A swab is a rubber cup on a wire that functions as a pump. Run down into the tubing, the cups slide past the fluid by compressing slightly. Pulled back up, the cups expand against the tubing wall, seal, and lift the column of fluid above them toward the surface. Repeat the process enough times, and the fluid level in the tubing drops low enough that the formation pressure can push reservoir fluid in and flow the well. That is swabbing: using a mechanical device to pull fluid out of the tubing so the reservoir can push more fluid in. The physics is simple. The execution requires care — well control during swabbing is a real consideration, because pulling the fluid level down in the tubing is exactly what it takes to initiate flow, and if the formation is more productive than anticipated, the well can begin flowing before the flowback equipment is ready. Liquid-loaded gas wells, wells that need to be cleaned up after stimulation, wells that lack the pressure to push fluids to surface on their own — swabbing solves all three problems with the same simple tool. When the production volume justifies something more sophisticated, plunger lift or an ESP replaces the periodic swab visit. Until then, a few swab runs with a wireline unit and a set of rubber cups is the most cost-effective way to get a sluggish well producing again.
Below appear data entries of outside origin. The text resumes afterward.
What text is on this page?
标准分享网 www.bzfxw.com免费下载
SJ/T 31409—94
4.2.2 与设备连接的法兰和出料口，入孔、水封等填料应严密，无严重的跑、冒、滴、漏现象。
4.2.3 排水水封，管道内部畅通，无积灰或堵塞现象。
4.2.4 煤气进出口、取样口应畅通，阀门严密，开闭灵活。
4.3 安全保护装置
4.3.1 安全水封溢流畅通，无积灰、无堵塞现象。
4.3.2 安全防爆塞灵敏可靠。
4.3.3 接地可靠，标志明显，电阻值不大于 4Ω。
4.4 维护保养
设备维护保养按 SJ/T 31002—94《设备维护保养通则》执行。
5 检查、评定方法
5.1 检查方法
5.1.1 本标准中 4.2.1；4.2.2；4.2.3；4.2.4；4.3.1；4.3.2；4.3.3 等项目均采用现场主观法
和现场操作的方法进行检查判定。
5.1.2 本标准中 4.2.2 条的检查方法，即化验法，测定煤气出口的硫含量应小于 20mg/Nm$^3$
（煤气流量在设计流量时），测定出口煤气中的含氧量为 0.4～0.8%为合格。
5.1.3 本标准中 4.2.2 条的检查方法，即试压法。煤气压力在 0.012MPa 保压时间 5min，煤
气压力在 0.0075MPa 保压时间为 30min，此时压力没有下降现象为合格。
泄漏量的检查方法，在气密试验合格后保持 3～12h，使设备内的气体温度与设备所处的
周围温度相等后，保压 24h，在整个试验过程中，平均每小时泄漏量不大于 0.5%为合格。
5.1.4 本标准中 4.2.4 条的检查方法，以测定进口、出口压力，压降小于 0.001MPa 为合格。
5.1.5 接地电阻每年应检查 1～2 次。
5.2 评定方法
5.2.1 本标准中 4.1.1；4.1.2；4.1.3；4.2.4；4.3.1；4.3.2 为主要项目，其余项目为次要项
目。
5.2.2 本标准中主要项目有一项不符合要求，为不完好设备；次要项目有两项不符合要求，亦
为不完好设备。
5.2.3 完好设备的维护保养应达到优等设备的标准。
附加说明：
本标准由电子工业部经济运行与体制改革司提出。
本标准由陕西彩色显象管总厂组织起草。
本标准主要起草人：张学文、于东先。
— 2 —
Synonyms and Related Terminology
Swab in the well context is also called a swab cup, tubing swab, or bailer swab. Swabbing operations are also called swab runs or wireline swabbing. Related terms include plunger lift (an automated artificial lift method that uses a solid-steel plunger cycling through the tubing under gas pressure to periodically sweep liquid from the tubing column, the preferred permanent alternative to wireline swabbing in liquid-loaded gas wells with adequate gas-liquid ratio), liquid loading (the accumulation of produced water or condensate in the wellbore tubing when gas velocity falls below the minimum required to continuously lift liquids to surface, the production impairment condition that swabbing addresses in low-pressure gas wells), kill fluid (the heavy mud or brine pumped into the wellbore to overbalance the formation and prevent flow during completion, workover, or abandonment operations, the fluid that swabbing removes from the tubing after a workover to restore the well to production), flowback (the return to surface of injected fluids — fracturing fluid, completion fluid, or kill fluid — following hydraulic fracturing or well intervention operations, initiated and assisted by swabbing when formation pressure is insufficient to drive the fluid out unaided), and wireline (the steel cable used to lower and retrieve downhole tools including swabs, gauges, perforating guns, and logging tools into the wellbore, the conveyance method for swabbing operations that determines the maximum swab depth and the weight of sinker bars that can be safely run).